Es con este currículo que no se entiende la nominación del Presidente
Boric. Una cosa es negociar con la derecha y otra muy distinta es
entregar oreja y rabo, y ceder a sus intereses, aunque sean muy
contrarios a los propios y nuestras convicciones. A situaciones menos
contradictorias el mismo Boric le llamaba gobernar con la derecha.

Alguien
me podrá decir que el Presidente no se puede dar el lujo de perder esta
votación y de paso comprometer la aprobación de las reformas claves
para su Gobierno, pero los simbolismos y gestos son importantes y el
nombramiento de Morales a simple vista es a lo menos contradictorio. El
Presidente les pide a los senadores oficialistas cuadrarse con el
Gobierno, pero hasta ahora no ha dado razones fundadas, excepto el
conteo de votos. Por otro lado, los parlamentarios con dudas o
decididamente en contra de Morales plantean que la propuesta es
contraria a sus principios ideológicos, en contra de sus convicciones.
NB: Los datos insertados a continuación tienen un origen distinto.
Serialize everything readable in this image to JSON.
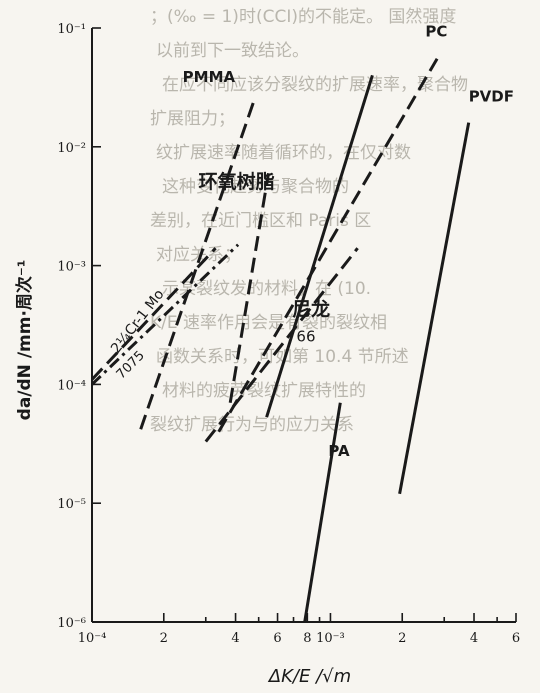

No solo es el candidato de Piñera, sino además ha tenido un
comportamiento displicente en torno al atropello de los derechos humanos
durante la revuelta social. Muchos plantean que las causas tenderán a
la impunidad con este fiscal nacional. A ello se suman los
cuestionamientos sobre las pocas garantías que da su currículo en torno a
delitos de cuello y corbata, colusión o corrupción.

Si
a Boric no le gustaba ninguno de los candidatos, ¿era muy malo proponer
un nombre que no concitara apoyos de 2/3 pero que representara nuestro
ideario? La Constitución señala que en caso de que la propuesta del
Presidente no cuente con la aprobación de dos tercios del Senado, la
Corte Suprema debe escoger un nuevo nombre para completar la quina,
reemplazando el nombre del rechazado. Con ese resultado, el Presidente
podría apoyar una candidatura no tan comprometida con la derecha, pero
que logre concitar apoyos mayoritarios, dando garantías a todos los
sectores (y no solo a los poderosos).